La katana: mito e realtà
La katana è comunemente considerata l’arma per eccellenza dei samurai, quella che si usava ogni giorno in ogni epoca, in guerra come nei duelli.
Quest’arma viene spesso affiancata a una lama più corta, il wakizashi, che un samurai portava sempre con sé e da cui, si dice, non poteva mai separarsi perché al suo interno vi sarebbe stata custodita la sua “anima”.
La realtà storica, tuttavia, ci racconta una storia diversa.
Prima della katana: arco e tachi
In primo luogo, la katana – o più precisamente uchigatana – si diffuse solo a partire dal XV secolo, affiancandosi ad altre armi che i samurai usavano in precedenza.
Tra queste, le più importanti erano due: l’arco e il tachi.
L’arco veniva impiegato da cavallo ed era uno strumento di guerra che qualsiasi samurai di un certo rango doveva possedere e saper usare. Gli usi documentati di quest’arma abbondano, sia nelle guerre tra clan giapponesi sia durante le invasioni mongole del Giappone.

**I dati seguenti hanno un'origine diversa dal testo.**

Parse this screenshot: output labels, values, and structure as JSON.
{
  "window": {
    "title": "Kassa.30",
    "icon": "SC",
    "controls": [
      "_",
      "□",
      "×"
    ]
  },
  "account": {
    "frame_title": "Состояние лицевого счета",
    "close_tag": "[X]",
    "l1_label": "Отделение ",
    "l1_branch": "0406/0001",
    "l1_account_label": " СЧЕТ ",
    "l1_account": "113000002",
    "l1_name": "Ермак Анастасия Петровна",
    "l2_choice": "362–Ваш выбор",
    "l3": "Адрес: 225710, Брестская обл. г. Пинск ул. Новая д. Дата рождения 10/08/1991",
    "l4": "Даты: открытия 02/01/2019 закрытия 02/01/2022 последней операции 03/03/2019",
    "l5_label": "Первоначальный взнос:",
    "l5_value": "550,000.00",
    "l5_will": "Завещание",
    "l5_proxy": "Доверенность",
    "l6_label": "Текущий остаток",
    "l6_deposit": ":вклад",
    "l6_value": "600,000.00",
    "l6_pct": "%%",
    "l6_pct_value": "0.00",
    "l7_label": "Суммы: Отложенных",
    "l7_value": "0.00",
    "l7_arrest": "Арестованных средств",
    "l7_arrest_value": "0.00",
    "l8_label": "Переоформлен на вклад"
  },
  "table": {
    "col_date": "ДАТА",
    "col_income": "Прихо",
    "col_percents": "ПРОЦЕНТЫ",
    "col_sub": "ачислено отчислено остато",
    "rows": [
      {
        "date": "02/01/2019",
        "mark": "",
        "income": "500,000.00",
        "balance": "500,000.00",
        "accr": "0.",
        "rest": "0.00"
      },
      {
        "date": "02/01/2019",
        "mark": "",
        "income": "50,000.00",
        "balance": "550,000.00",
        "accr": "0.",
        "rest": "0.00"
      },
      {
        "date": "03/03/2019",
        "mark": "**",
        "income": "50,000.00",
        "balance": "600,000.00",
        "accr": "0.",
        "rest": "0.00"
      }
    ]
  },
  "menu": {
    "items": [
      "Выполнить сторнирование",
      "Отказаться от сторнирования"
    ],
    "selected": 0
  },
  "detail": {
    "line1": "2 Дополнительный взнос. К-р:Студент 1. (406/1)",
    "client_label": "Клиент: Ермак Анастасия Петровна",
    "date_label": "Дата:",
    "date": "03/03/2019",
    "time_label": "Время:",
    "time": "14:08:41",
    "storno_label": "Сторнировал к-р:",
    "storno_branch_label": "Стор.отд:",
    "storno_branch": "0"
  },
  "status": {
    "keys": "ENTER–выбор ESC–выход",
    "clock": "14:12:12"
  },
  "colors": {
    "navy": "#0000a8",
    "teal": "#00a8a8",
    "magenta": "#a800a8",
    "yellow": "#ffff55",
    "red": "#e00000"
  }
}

Il tachi, invece, era una lama lunga utilizzata anch’essa da cavallo, con la lama rivolta verso il basso. La successiva katana, al contrario, era portata con la lama rivolta verso l’alto.
Questa differenza non era casuale: il tachi poteva essere estratto agevolmente da cavallo, mentre la katana permetteva un’estrazione più rapida quando si combatteva a piedi.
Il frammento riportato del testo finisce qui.